Visto lo visto, decido volver al despacho de la FAR en la maternelle a trabajar y le pido a Zovit que me llame cuando la bomba esté a punto de extraer agua para vivir el momento in situ.
Dos horas más tarde me llama y voy para allá. Todavía no han acabo de conectar la bomba pero ya hay 6 mujeres que esperan con 3 y 4 bidones cada una para llenarlos el mismo momento en que empiece a funcionar!! Pregunto a M. Konseibo si ese agua es potable y me dice que sí, que las mujeres saben que el agua saldrá sucia pero bebible si la dejan reposar unas horas después de su extracción. Así que allí están ellas, feliz espera la suya!
Pasados unos minutos de las 11 de la mañana acaban de instalar la bomba india, y después de un par de “pompeos”, allí está, el agua que empieza a salir del pozo “Jeanología”, algo turbia, sí, es verdad, pero por lo visto igual de válida y aprovechable! M. Konseibo me adelanta lo que leeré en el informe de la construcción del pozo que me entregará mañana: el caudal de agua es de nada más y nada menos que 2.000 litros la hora, una maravilla!

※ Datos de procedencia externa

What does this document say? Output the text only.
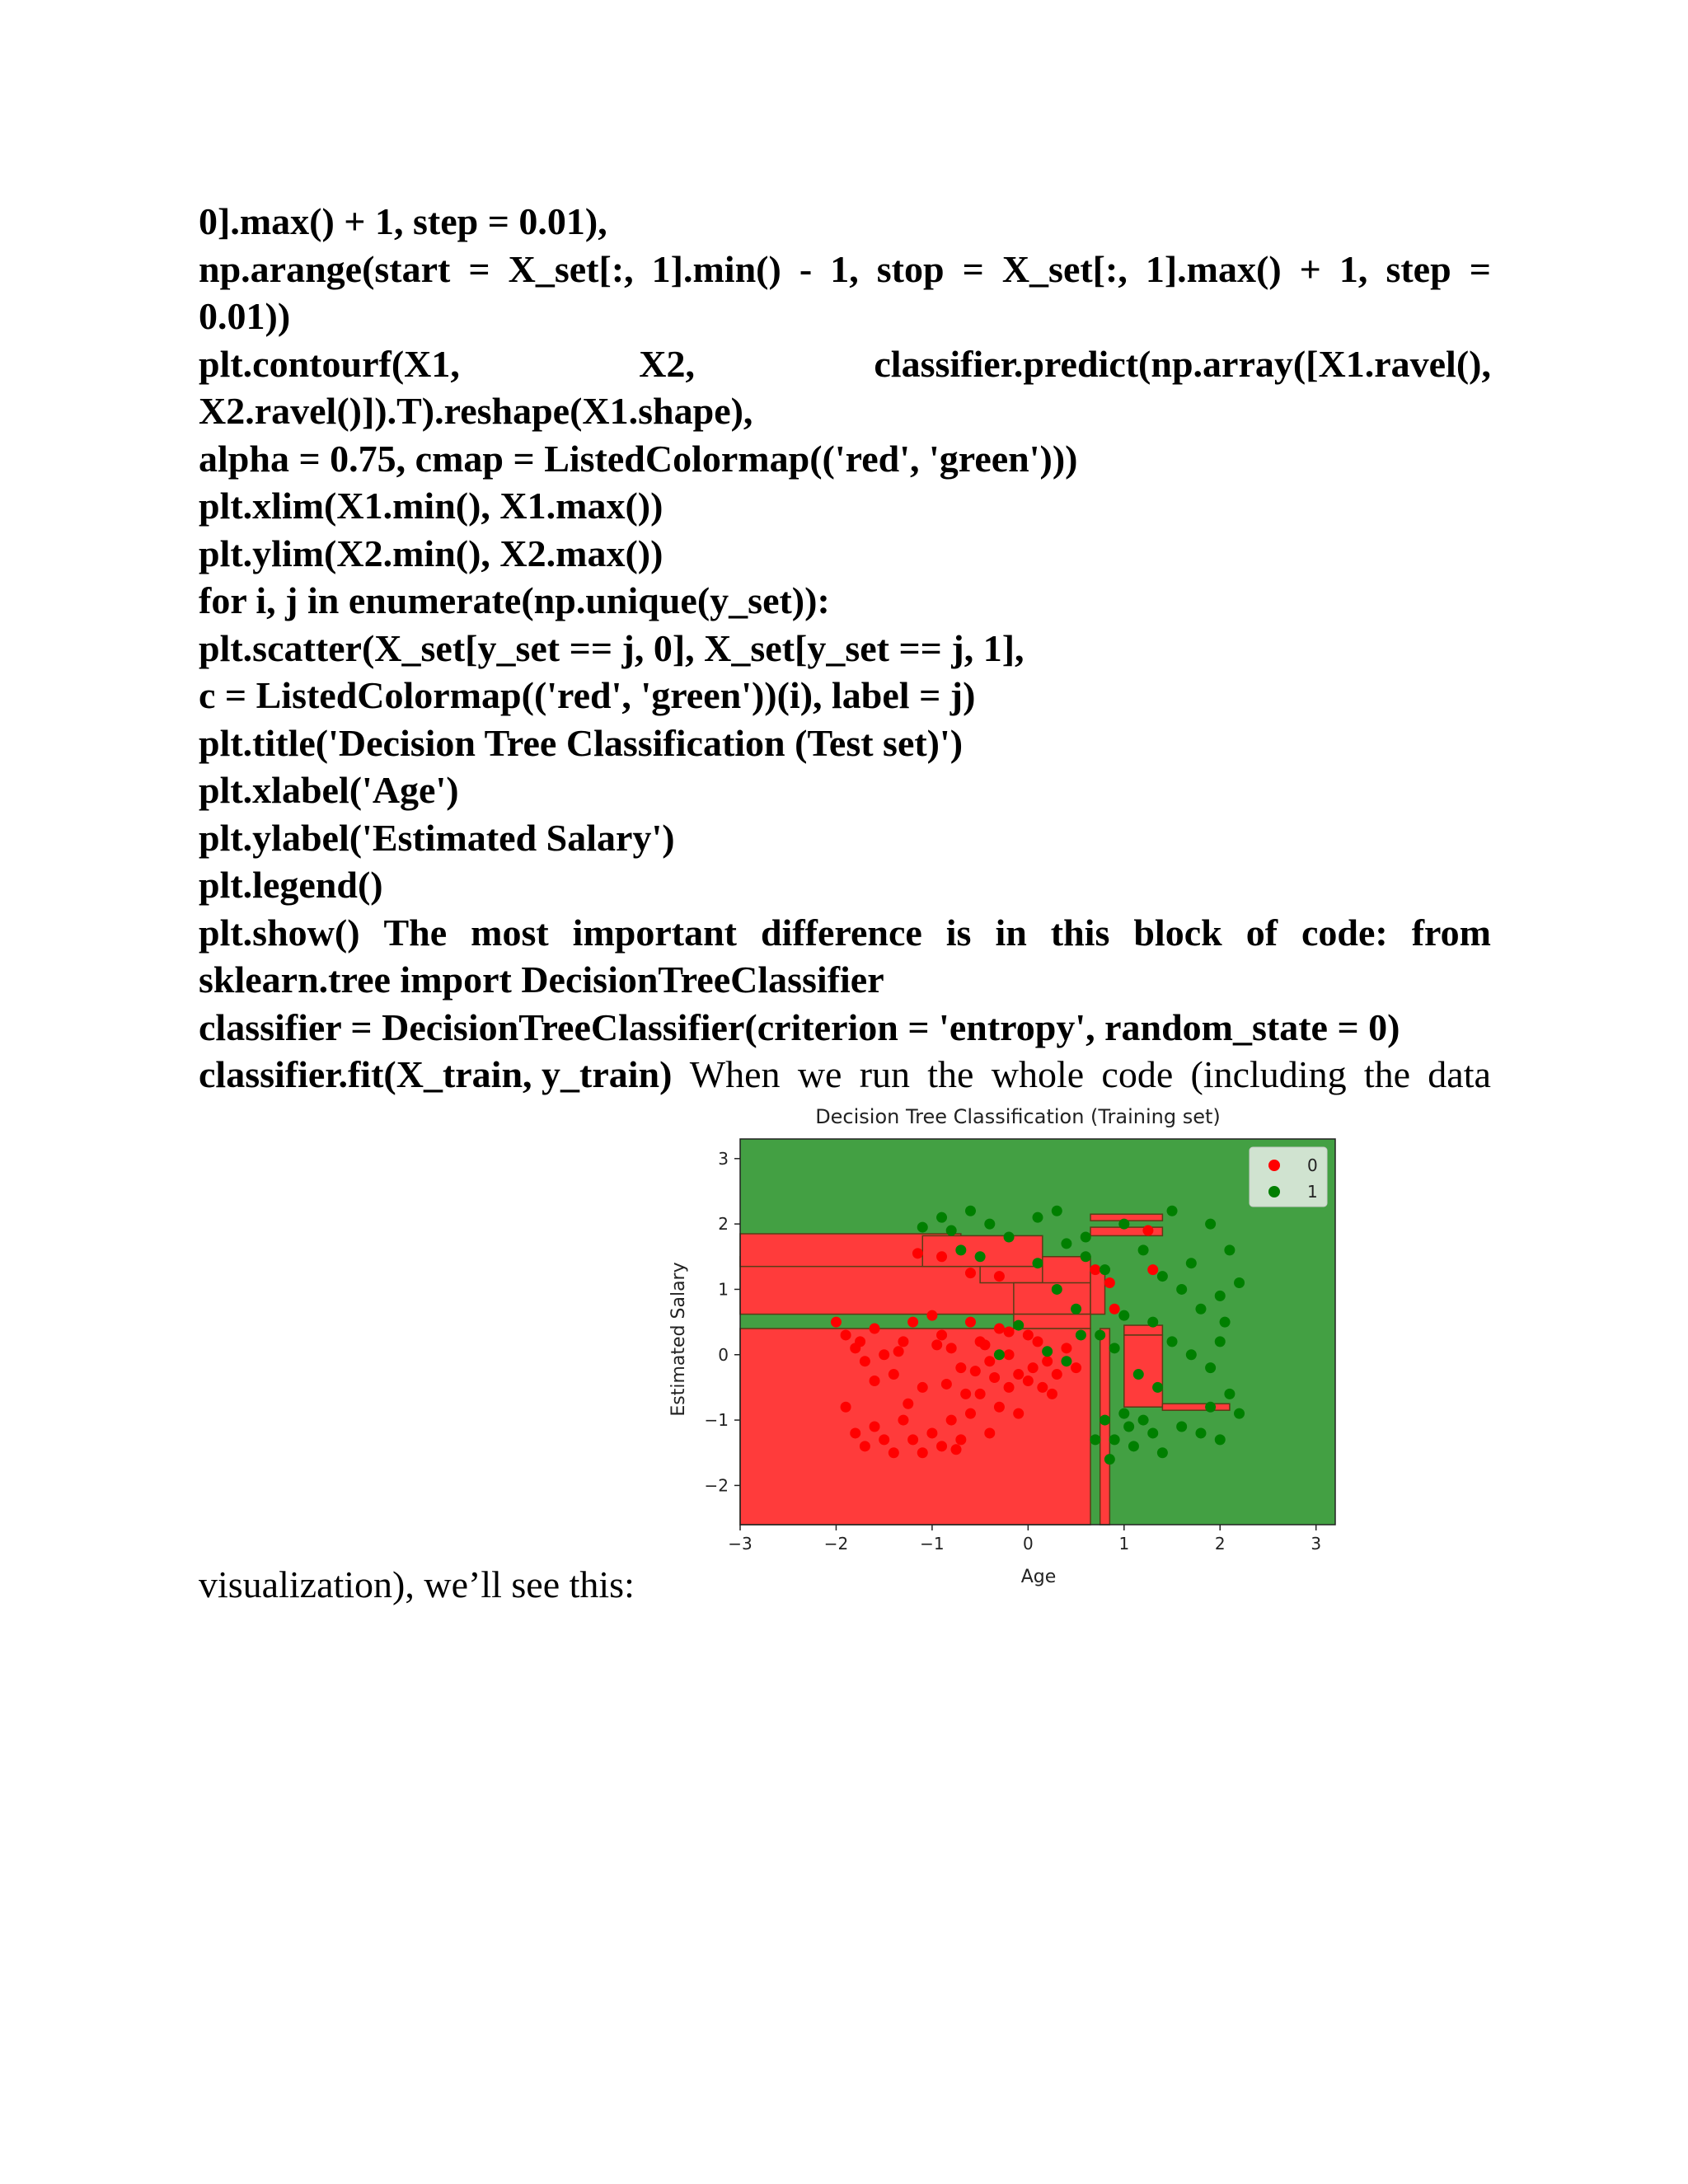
0].max() + 1, step = 0.01),
np.arange(start = X_set[:, 1].min() - 1, stop = X_set[:, 1].max() + 1, step =
0.01))
plt.contourf(X1,	X2,	classifier.predict(np.array([X1.ravel(),
X2.ravel()]).T).reshape(X1.shape),
alpha = 0.75, cmap = ListedColormap(('red', 'green')))
plt.xlim(X1.min(), X1.max())
plt.ylim(X2.min(), X2.max())
for i, j in enumerate(np.unique(y_set)):
plt.scatter(X_set[y_set == j, 0], X_set[y_set == j, 1],
c = ListedColormap(('red', 'green'))(i), label = j)
plt.title('Decision Tree Classification (Test set)')
plt.xlabel('Age')
plt.ylabel('Estimated Salary')
plt.legend()
plt.show() The most important difference is in this block of code: from
sklearn.tree import DecisionTreeClassifier
classifier = DecisionTreeClassifier(criterion = 'entropy', random_state = 0)
classifier.fit(X_train, y_train) When we run the whole code (including the data
Decision Tree Classification (Training set)
−3	−2	−1	0	1	2	3
−2
−1
0
1
2
3	0
1
Age
Estimated Salary
visualization), we’ll see this:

El Naaba de Zongo, el jefe tradicional del barrio, ya está al corriente de la marcha del pozo y lo primero que me ha dicho, con expresión de gran alegría que no conocía en su persona pues es muy comedido, es que todo el barrio de Zongo está deseoso de agradecer a la FAR el pozo y que este sábado haremos una fiesta de inauguración con bailes y cantos tradicionales!
Además, pasado mañana veremos juntos a las tres mujeres del barrio que formarán el comité de gestión y mantenimiento del pozo.
He vuelto a la maternelle feliz de ver que uno de los proyectos que empezamos hará ahora un par de años, ya es una realidad. Las gestiones de llevar a cabo un proyecto en Rimkieta no son fáciles, requieren tiempo, constancia, paciencia e ir de un lado a otro con una sensación de perder el tiempo constante. Pero tarde o temprano siempre acaban por ser una realidad, una realidad en este caso beneficiaria para miles de personas, la mayoría, por no decir todas ellas, mujeres y niñas, a las que gracias al pozo y a nuestros amigos de Jeanología, les hacemos algo más fácil su día a día!